Мерджан подошла к низкой, подкрашенной бурой краской двери, открыла ее. Потом поставила чайник на керосинку. Я стоял возле двери и не хотел входить, потому что комната у Мерджан была низкая, темная, без окна, потому что двор тоже был темный и грязный, потому что тетя обманула меня, — на гранатовом дереве не было ни единого цветка.
Но тетя Медина сняла возле двери свои нарядные туфли и как ни в чем не бывало вошла в эту мрачную конуру. Она даже похвалила салфетку на самоваре оказалось, что Мерджан купила ее совсем недавно; взглянула на фотографии, развешанные по стене, потрогала посуду в нише. Мало того, тетя Медина подошла к зеркалу и стала вертеться перед ним: поправила волосы, пригладила пальцем брови, даже повернулась спиной к нему, пытаясь через плечо оглядеть свою спину.

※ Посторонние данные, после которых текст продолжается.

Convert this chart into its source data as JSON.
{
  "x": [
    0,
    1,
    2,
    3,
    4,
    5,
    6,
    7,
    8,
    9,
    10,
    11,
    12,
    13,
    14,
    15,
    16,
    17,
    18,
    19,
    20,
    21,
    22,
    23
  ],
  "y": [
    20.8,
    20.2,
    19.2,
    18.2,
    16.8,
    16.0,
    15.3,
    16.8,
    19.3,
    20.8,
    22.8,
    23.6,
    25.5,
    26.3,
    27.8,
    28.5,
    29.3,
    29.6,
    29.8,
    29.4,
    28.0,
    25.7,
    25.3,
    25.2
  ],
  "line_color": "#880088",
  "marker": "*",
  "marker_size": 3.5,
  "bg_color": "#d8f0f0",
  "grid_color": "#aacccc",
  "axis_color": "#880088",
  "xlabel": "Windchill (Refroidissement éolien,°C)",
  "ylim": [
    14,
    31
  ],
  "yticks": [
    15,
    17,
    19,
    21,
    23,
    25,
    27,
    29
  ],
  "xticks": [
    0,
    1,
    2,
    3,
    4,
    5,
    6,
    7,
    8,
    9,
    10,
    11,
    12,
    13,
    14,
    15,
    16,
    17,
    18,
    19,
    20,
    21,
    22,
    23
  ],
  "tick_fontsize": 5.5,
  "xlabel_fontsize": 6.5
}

Потом мы пили чай на чистом сером брезенте, который Мерджан стелила вместо паласа. Я сидел и думал: когда же мы пойдем домой? Мерджан и тетя Медина толковали о том, как быстрее поступить на завод, о том, что Мерджан сегодня же поведет ее устраиваться, а я все еще не терял надежды на возвращение. Ничего меня теперь не пугало в деревне: пусть Якуб приходит хоть каждый день, пусть соседки говорят что хотят, пусть Садаф не здоровается с нами — пусть! Зато дом наш стоит на горе, а позади него сад, а перед домом розы… И ягоды на тутовнике уже начали белеть, и черешня налилась соком. Ну вставил он нам стекла, перекопал огород, но ведь дом-то наш, и нигде на свете нет больше такого дома!..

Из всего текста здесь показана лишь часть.